A rough scenario after the new law's enforcement would be: 1) The full output fixed-price purchase system begins next year. 2) Mega-solar construction and operation are promoted within three years. 3) The cost of solar cells decreases. 4) One in five households installs solar panels. 5) Smart homes and smart communities become widespread. 6) Electricity liberalization is implemented, leading to active trading. 7) The transmission and distribution system needs to be re-examined... This is the anticipated flow. In the final point (7), the idea of "separation of power generation and transmission/distribution" might emerge, but it won't be easy. It would be contrary to democracy for the government to interfere with the integrated power generation and transmission/distribution system of a private company like an electric utility. However, in the case of Tokyo Electric Power Company (TEPCO), the government has leverage due to the massive compensation issues, so it's possible that the separation of transmission and distribution might be discussed within TEPCO's service area.



—Will the earthquake prompt the advancement of a smarter society?

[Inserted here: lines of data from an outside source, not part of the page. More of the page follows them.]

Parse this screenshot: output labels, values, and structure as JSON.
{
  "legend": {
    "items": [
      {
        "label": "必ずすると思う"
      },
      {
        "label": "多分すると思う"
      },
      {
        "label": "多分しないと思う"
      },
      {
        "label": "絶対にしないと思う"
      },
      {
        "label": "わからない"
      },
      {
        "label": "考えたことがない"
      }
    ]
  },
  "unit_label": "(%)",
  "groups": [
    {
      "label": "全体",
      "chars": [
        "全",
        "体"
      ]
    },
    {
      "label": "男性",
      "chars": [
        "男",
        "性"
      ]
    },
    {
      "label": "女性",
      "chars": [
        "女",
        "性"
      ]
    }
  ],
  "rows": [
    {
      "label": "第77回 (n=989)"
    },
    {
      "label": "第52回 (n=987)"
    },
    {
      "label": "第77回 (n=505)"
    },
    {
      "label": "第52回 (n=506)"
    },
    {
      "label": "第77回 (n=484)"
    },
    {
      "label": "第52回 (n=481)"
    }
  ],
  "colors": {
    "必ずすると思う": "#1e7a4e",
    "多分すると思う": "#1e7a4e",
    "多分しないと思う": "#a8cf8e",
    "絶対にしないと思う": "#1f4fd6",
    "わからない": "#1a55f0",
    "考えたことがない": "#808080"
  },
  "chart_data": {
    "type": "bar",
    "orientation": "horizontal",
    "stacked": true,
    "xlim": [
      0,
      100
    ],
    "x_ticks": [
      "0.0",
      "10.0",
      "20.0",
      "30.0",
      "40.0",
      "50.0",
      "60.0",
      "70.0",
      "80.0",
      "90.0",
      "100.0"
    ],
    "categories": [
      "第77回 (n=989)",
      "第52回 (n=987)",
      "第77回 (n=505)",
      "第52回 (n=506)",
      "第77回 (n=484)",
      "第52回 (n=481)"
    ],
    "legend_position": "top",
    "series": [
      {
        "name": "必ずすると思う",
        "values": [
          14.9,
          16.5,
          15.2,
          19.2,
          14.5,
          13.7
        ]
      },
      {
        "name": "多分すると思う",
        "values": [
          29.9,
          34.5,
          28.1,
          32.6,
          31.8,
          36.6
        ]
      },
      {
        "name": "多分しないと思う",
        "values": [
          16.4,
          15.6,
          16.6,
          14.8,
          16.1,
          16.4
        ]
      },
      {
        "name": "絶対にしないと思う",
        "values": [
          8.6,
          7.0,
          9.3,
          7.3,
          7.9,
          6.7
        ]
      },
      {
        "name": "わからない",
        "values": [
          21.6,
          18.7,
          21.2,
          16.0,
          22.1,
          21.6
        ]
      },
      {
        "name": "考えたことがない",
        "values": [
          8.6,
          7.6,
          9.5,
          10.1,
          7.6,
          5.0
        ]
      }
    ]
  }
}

I believe it should. If we liken the power grid to roads, the transmission network that sends high-voltage electricity from power plants to substations is the "expressway," and the distribution network that sends electricity from substations through utility poles to buildings and homes is the "local road." Both were one-way from the power plant, but in a smart society, they will become two-way, and the volume of electricity on local roads will increase. Control centers established in each region will manage this traffic. When local roads are congested, it may be necessary to route electricity onto the expressways. This is what smartification is: building an energy control system that can manage the diverse transmission and distribution of homes and towns. In a society where renewable energy is widespread and the low-carbon society is further advanced, smartification should be the major path forward. Considering the future development of Japan after the earthquake, it is necessary to consider the reconstruction of the transmission and distribution system with the realization of a smart society in view.





Takao Kashiwagi

Professor at the Graduate School of Tokyo Institute of Technology, Doctor of Engineering. Born in Tokyo in 1946. Graduated from the Faculty of Engineering, Tokyo Institute of Technology in 1970. After serving as a visiting researcher at the U.S. Department of Commerce NBS (now NIST) from 1980 to 1981, he became a professor at the Faculty of Engineering, Tokyo University of Agriculture and Technology in 1988. In 1995, he became a lead author for Working Group II of the IPCC. He has held his current position since 2007. He has served as chairman of the New Energy Subcommittee of the Advisory Committee for Energy and Natural Resources, Ministry of Economy, Trade and Industry, and as president of the Energy Society of Japan, among other roles. Since 2009, he has been a member of the "Council for Next-Generation Energy and Social Systems" of the Ministry of Economy, Trade and Industry, deeply involved in the formulation of national energy policy.